Co-work facilities or shared and/or temporary offices are spreading across Europe in response to a growing demand for flexible working spaces meeting the needs of independent professionals.
The Social and Creative Interreg MED project running from November 2016 through April 2018, is exploring this topic and its potential for the Mediterranean Space. The project defines coworking as follows:
"A coworking space is a physical space aiming to build and implement a dynamic community of users sharing a propensity to foster collaborative, open and sustainable relationships. Coworking spaces are actively managed to promote these goals, also by organizing events and activities supporting mutual learning and exchanges and by developing new functional typologies and interactions with other services or centers."
At a recent international event, the Catalonia Coworking Day organized by project partner COWOCAT on June 29th, 2017, a range of participants from Spain, France and Italy discussed their different coworking initiatives. These range broadly in terms of scale (from ten to 1,000 workers), location (urban, peripheral and rural settings) and governance, but all share the key elements of bringing free-lance professionals together in an open working environment. The most advanced examples share a strong dimension of community, interdisciplinary and shared values, projecting a new vision of work itself.

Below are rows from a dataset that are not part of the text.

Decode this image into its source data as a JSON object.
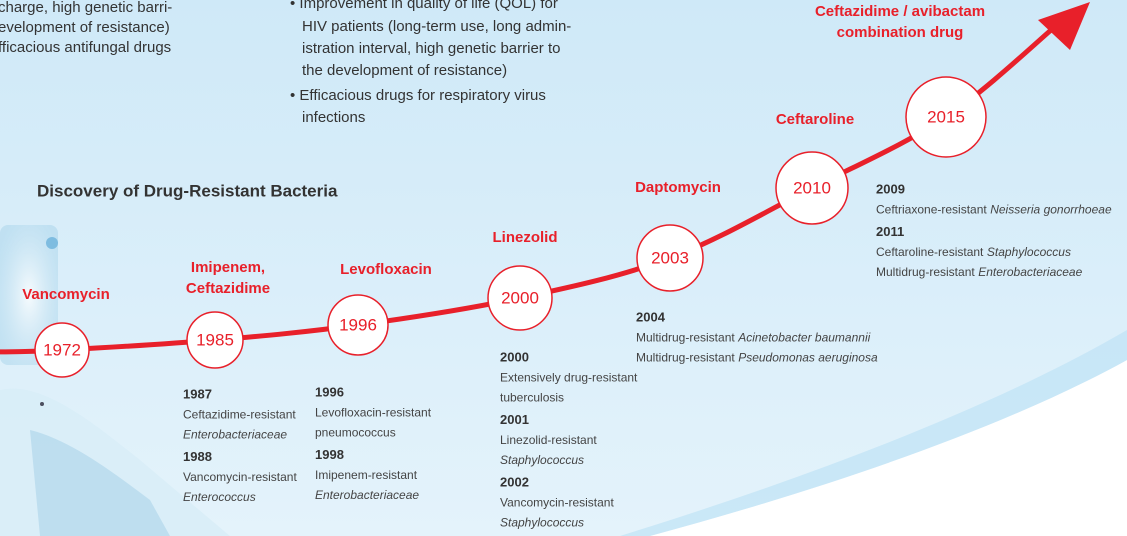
{
  "top_left": [
    "charge, high genetic barri-",
    "evelopment of resistance)",
    "fficacious antifungal drugs"
  ],
  "top_middle": [
    "• Improvement in quality of life (QOL) for",
    "HIV patients (long-term use, long admin-",
    "istration interval, high genetic barrier to",
    "the development of resistance)",
    "• Efficacious drugs for respiratory virus",
    "infections"
  ],
  "section_title": "Discovery of Drug-Resistant Bacteria",
  "nodes": [
    {
      "year": "1972",
      "drug": [
        "Vancomycin"
      ]
    },
    {
      "year": "1985",
      "drug": [
        "Imipenem,",
        "Ceftazidime"
      ]
    },
    {
      "year": "1996",
      "drug": [
        "Levofloxacin"
      ]
    },
    {
      "year": "2000",
      "drug": [
        "Linezolid"
      ]
    },
    {
      "year": "2003",
      "drug": [
        "Daptomycin"
      ]
    },
    {
      "year": "2010",
      "drug": [
        "Ceftaroline"
      ]
    },
    {
      "year": "2015",
      "drug": [
        "Ceftazidime / avibactam",
        "combination drug"
      ]
    }
  ],
  "notes": [
    {
      "entries": [
        {
          "year": "1987",
          "lines": [
            [
              {
                "text": "Ceftazidime-resistant"
              }
            ],
            [
              {
                "text": "Enterobacteriaceae",
                "italic": true
              }
            ]
          ]
        },
        {
          "year": "1988",
          "lines": [
            [
              {
                "text": "Vancomycin-resistant"
              }
            ],
            [
              {
                "text": "Enterococcus",
                "italic": true
              }
            ]
          ]
        }
      ]
    },
    {
      "entries": [
        {
          "year": "1996",
          "lines": [
            [
              {
                "text": "Levofloxacin-resistant"
              }
            ],
            [
              {
                "text": "pneumococcus"
              }
            ]
          ]
        },
        {
          "year": "1998",
          "lines": [
            [
              {
                "text": "Imipenem-resistant"
              }
            ],
            [
              {
                "text": "Enterobacteriaceae",
                "italic": true
              }
            ]
          ]
        }
      ]
    },
    {
      "entries": [
        {
          "year": "2000",
          "lines": [
            [
              {
                "text": "Extensively drug-resistant"
              }
            ],
            [
              {
                "text": "tuberculosis"
              }
            ]
          ]
        },
        {
          "year": "2001",
          "lines": [
            [
              {
                "text": "Linezolid-resistant"
              }
            ],
            [
              {
                "text": "Staphylococcus",
                "italic": true
              }
            ]
          ]
        },
        {
          "year": "2002",
          "lines": [
            [
              {
                "text": "Vancomycin-resistant"
              }
            ],
            [
              {
                "text": "Staphylococcus",
                "italic": true
              }
            ]
          ]
        }
      ]
    },
    {
      "entries": [
        {
          "year": "2004",
          "lines": [
            [
              {
                "text": "Multidrug-resistant"
              },
              {
                "text": "Acinetobacter baumannii",
                "italic": true
              }
            ],
            [
              {
                "text": "Multidrug-resistant"
              },
              {
                "text": "Pseudomonas aeruginosa",
                "italic": true
              }
            ]
          ]
        }
      ]
    },
    {
      "entries": [
        {
          "year": "2009",
          "lines": [
            [
              {
                "text": "Ceftriaxone-resistant"
              },
              {
                "text": "Neisseria gonorrhoeae",
                "italic": true
              }
            ]
          ]
        },
        {
          "year": "2011",
          "lines": [
            [
              {
                "text": "Ceftaroline-resistant"
              },
              {
                "text": "Staphylococcus",
                "italic": true
              }
            ],
            [
              {
                "text": "Multidrug-resistant"
              },
              {
                "text": "Enterobacteriaceae",
                "italic": true
              }
            ]
          ]
        }
      ]
    }
  ]
}
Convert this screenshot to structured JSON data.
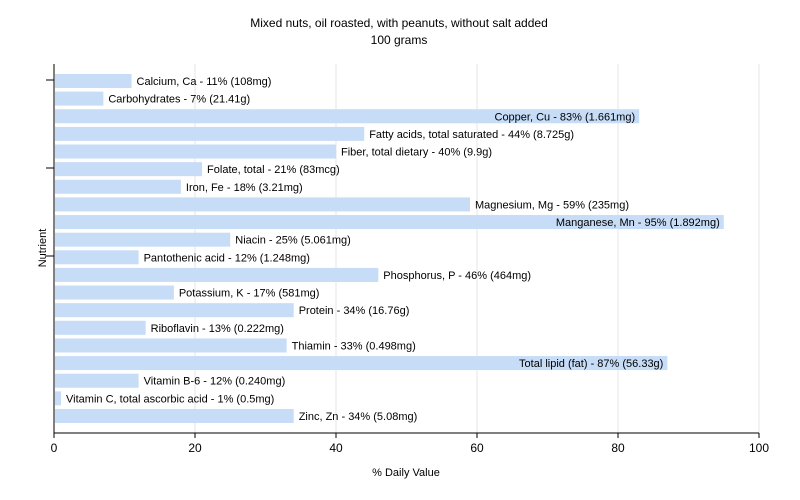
{
  "chart_data": {
    "type": "bar",
    "orientation": "horizontal",
    "title": "Mixed nuts, oil roasted, with peanuts, without salt added",
    "subtitle": "100 grams",
    "xlabel": "% Daily Value",
    "ylabel": "Nutrient",
    "xlim": [
      0,
      100
    ],
    "xticks": [
      0,
      20,
      40,
      60,
      80,
      100
    ],
    "grid": true,
    "bar_color": "#c6dcf7",
    "categories": [
      "Calcium, Ca",
      "Carbohydrates",
      "Copper, Cu",
      "Fatty acids, total saturated",
      "Fiber, total dietary",
      "Folate, total",
      "Iron, Fe",
      "Magnesium, Mg",
      "Manganese, Mn",
      "Niacin",
      "Pantothenic acid",
      "Phosphorus, P",
      "Potassium, K",
      "Protein",
      "Riboflavin",
      "Thiamin",
      "Total lipid (fat)",
      "Vitamin B-6",
      "Vitamin C, total ascorbic acid",
      "Zinc, Zn"
    ],
    "values": [
      11,
      7,
      83,
      44,
      40,
      21,
      18,
      59,
      95,
      25,
      12,
      46,
      17,
      34,
      13,
      33,
      87,
      12,
      1,
      34
    ],
    "labels": [
      "Calcium, Ca - 11% (108mg)",
      "Carbohydrates - 7% (21.41g)",
      "Copper, Cu - 83% (1.661mg)",
      "Fatty acids, total saturated - 44% (8.725g)",
      "Fiber, total dietary - 40% (9.9g)",
      "Folate, total - 21% (83mcg)",
      "Iron, Fe - 18% (3.21mg)",
      "Magnesium, Mg - 59% (235mg)",
      "Manganese, Mn - 95% (1.892mg)",
      "Niacin - 25% (5.061mg)",
      "Pantothenic acid - 12% (1.248mg)",
      "Phosphorus, P - 46% (464mg)",
      "Potassium, K - 17% (581mg)",
      "Protein - 34% (16.76g)",
      "Riboflavin - 13% (0.222mg)",
      "Thiamin - 33% (0.498mg)",
      "Total lipid (fat) - 87% (56.33g)",
      "Vitamin B-6 - 12% (0.240mg)",
      "Vitamin C, total ascorbic acid - 1% (0.5mg)",
      "Zinc, Zn - 34% (5.08mg)"
    ]
  }
}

As COWORKMED proceeds to map the growing phenomenon of coworking and build a transnational cluster of coworking communities, it is useful to also consider the broader potentials of coworking for regional decision makers interested in social innovation and innovation policy in general. These aspects were explored in Social & Creative International Seminar featured by the Interreg MED Talia horizontal project organized in conjunction with the COWORKMED event in Barcelona. This Policy Briefing develops the key issues that emerged from that encounter as regards an emergent model of work and its implication for the socioeconomic inclusion of young people as well as its impact on urban dynamics, closing with suggestions on how local and regional policy makers can maximize the potential impact of coworking in their territories.